By which I suppose they mean, "You must be really patient, since those little monsters are still breathing."
I have of course been demurring, "Oh, no, I'm really not all that patient."
But after the fourth person I started to think, "Hey! Maybe I am patient! Wow!"
This is called tempting fate. I don't recommend it.
Because as soon as you think you've got some virtue down pat, you are going to really get pounded.
So the twins have been extra-trying recently.
This culminated today in an extremely embarrassing incident. This incident is something I would never tell anyone I know about.
So of course, I'm going to put it on my blog for everyone to see. (Since I'm crazy and all.)
I took the twins out to lunch with a friend of mine today. I think I ordered something a little too spicy because I ended up feeling a little queasy later.
Um... I'll try to describe this as delicately as possible.
So I was having ...ahem... intestinal discomfort. I was required to go with the twins to a public bathroom. And then wait for them both to use the single toilet before me.
Patience, I told myself.
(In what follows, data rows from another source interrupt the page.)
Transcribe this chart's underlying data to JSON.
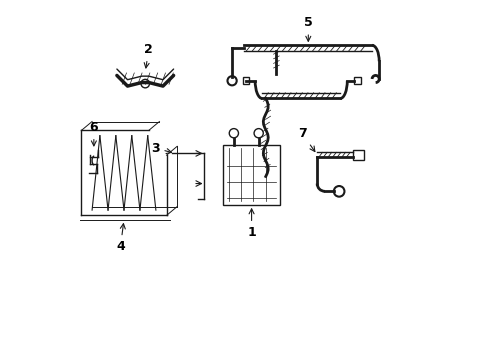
{
  "background_color": "#ffffff",
  "line_color": "#1a1a1a",
  "label_color": "#000000",
  "figsize": [
    4.89,
    3.6
  ],
  "dpi": 100
}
Remember patience!
Then when it was finally my turn and I sat down, Little Girl CLOSED THE LID OF THE TOILET BEHIND ME. As I was sitting down.
I'm not even kidding.
You cannot imagine how gross this was.
There's nothing to try your patience like a public bathroom full of poop. And a pair of preschool commentators talking up a storm while you clean it all up.
It was a bad scene. Nobody witnessing it would have thought me in any way virtuous.
And yes, the twins are both still breathing at the end of the day today.
But do me a favor? Don't call me patient because of it.